Life Inside the Antebellum Slave Market

Walter Johnson

ISBN 9780674039155

Publication date: 07/01/2009

Soul by Soul tells the story of slavery in antebellum America by moving away from the cotton plantations and into the slave market itself, the heart of the domestic slave trade. Taking us inside the New Orleans slave market, the largest in the nation, where 100,000 men, women, and children were packaged, priced, and sold, Walter Johnson transforms the statistics of this chilling trade into the human drama of traders, buyers, and slaves, negotiating sales that would alter the life of each. What emerges is not only the brutal economics of trading but the vast and surprising interdependencies among the actors involved.

Using recently discovered court records, slaveholders’ letters, nineteenth-century narratives of former slaves, and the financial documentation of the trade itself, Johnson reveals the tenuous shifts of power that occurred in the market’s slave coffles and showrooms.
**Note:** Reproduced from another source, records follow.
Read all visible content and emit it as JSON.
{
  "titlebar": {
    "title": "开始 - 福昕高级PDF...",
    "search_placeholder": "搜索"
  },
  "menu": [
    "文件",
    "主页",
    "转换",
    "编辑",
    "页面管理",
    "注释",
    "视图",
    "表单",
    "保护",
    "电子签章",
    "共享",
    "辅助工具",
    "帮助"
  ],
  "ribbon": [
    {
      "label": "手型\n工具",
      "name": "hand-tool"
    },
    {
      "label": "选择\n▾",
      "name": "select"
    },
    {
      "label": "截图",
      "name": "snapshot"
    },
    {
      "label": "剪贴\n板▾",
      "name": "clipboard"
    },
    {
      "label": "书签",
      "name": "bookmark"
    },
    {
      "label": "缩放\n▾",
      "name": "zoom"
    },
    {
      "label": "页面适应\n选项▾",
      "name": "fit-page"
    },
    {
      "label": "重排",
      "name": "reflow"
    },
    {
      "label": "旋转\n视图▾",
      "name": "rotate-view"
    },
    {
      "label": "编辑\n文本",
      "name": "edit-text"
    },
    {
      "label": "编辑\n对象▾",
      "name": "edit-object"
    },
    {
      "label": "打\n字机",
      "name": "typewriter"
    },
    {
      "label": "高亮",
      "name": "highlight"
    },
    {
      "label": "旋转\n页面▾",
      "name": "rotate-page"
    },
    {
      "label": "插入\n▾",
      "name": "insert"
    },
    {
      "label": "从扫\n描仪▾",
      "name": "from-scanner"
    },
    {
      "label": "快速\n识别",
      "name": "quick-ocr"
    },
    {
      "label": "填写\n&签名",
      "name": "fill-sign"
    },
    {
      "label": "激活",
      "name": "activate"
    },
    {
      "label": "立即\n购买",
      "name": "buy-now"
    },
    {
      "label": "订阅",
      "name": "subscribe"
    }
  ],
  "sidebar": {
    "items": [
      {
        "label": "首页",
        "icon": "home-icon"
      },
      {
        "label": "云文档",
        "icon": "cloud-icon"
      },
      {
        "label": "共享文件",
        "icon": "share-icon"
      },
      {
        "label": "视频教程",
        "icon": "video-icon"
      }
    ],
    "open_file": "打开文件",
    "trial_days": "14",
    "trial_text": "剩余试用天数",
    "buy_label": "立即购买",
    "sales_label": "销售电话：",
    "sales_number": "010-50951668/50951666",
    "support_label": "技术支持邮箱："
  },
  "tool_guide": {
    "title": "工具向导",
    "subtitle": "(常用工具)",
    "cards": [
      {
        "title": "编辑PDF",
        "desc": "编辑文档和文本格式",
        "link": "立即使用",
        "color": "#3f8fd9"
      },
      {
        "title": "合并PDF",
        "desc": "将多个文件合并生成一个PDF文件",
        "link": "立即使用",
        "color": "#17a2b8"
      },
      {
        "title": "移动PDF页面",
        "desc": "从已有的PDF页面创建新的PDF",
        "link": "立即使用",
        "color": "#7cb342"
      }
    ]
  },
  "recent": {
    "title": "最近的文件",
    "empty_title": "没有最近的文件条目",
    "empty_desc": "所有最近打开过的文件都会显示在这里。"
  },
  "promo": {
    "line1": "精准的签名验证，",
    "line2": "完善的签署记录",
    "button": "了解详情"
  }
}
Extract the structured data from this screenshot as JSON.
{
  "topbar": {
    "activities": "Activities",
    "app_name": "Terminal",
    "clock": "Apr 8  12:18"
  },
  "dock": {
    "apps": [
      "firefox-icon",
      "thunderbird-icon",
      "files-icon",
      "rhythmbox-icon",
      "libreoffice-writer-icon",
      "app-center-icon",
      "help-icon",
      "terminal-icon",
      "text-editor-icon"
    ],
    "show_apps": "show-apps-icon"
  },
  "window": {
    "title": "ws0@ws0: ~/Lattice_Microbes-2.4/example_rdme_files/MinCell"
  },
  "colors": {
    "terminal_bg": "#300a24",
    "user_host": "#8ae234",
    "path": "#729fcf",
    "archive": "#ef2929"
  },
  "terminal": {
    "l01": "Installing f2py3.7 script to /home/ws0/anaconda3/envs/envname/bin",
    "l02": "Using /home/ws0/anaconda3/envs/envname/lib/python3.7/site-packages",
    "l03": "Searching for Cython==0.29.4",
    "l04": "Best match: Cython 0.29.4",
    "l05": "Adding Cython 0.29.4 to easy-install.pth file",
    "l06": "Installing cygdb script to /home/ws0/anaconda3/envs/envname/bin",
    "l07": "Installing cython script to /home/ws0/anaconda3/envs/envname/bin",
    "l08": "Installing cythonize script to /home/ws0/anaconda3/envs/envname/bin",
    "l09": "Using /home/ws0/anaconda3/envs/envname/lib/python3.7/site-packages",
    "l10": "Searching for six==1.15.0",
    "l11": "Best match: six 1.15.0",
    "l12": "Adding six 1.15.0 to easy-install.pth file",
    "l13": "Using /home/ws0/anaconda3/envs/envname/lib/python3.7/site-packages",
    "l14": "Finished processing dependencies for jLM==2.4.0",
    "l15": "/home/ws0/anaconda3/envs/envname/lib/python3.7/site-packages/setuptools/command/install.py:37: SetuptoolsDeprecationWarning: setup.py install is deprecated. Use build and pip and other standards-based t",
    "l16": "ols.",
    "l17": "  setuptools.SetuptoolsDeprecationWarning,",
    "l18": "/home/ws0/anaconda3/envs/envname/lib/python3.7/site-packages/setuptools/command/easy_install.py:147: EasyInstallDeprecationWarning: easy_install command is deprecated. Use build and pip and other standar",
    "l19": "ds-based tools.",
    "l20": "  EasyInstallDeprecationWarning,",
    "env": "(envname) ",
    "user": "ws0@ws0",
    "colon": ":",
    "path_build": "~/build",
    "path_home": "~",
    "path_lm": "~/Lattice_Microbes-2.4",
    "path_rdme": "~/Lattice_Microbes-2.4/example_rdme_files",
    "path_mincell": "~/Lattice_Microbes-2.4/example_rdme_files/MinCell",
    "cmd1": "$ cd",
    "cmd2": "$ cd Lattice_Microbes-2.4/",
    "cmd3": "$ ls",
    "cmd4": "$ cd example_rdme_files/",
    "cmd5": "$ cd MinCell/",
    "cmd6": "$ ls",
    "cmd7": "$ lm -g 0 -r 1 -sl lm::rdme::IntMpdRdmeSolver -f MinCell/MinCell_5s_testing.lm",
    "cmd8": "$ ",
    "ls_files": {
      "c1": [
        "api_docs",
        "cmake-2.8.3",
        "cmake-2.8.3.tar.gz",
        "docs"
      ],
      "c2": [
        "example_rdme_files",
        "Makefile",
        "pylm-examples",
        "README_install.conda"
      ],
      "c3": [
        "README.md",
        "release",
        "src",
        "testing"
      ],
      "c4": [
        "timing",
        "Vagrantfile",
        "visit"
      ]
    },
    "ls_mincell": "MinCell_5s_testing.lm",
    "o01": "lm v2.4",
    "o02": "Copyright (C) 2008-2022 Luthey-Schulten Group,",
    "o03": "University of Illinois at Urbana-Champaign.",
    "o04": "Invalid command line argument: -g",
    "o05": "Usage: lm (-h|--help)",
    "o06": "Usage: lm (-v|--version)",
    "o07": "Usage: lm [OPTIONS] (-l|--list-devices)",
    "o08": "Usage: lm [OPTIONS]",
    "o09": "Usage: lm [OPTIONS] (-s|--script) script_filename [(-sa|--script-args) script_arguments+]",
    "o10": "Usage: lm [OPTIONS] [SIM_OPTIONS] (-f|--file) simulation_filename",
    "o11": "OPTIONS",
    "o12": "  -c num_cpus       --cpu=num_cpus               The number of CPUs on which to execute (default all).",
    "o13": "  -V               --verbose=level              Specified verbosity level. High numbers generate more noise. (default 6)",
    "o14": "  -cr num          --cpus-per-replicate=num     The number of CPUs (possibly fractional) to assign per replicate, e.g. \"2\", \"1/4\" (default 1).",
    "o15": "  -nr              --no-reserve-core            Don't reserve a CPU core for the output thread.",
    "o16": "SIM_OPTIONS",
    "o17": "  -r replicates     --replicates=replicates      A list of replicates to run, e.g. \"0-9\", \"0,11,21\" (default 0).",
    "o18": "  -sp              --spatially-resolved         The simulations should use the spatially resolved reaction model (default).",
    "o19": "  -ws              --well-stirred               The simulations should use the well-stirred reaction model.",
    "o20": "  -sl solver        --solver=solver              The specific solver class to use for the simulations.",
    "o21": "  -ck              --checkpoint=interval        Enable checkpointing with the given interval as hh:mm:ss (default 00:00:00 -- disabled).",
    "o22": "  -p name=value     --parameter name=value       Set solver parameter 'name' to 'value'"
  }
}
Traders packaged their slaves by “feeding them up,” dressing them well, and oiling their bodies, but they ultimately relied on the slaves to play their part as valuable commodities. Slave buyers stripped the slaves and questioned their pasts, seeking more honest answers than they could get from the traders. In turn, these examinations provided information that the slaves could utilize, sometimes even shaping a sale to their own advantage.

Johnson depicts the subtle interrelation of capitalism, paternalism, class consciousness, racism, and resistance in the slave market, to help us understand the centrality of the “peculiar institution” in the lives of slaves and slaveholders alike. His pioneering history is in no small measure the story of antebellum slavery.

Praise

  • Johnson takes us inside the New Orleans slave market, the largest and busiest in the South, and discovers that the buyers and sellers of slaves could easily mix the language and values associated with paternalism and commercialism. Unlike later historians, they saw no conflict between their needs for status and sound business practice… [Johnson] advances the original and potentially controversial argument that to be truly ‘white’ in the Old South one had to own slaves.

    —George M. Fredrickson, New York Review of Books

Awards

  • 2001, Joint winner of the Francis B. Simkins Award
  • 2000, Joint winner of the Frederick Jackson Turner Award

Author

  • Walter Johnson is Winthrop Professor of History and Professor of African and African American Studies at Harvard University. He is the author of River of Dark Dreams: Slavery and Empire in the Cotton Kingdom and, most recently, The Broken Heart of America: St. Louis and the Violent History of the United States.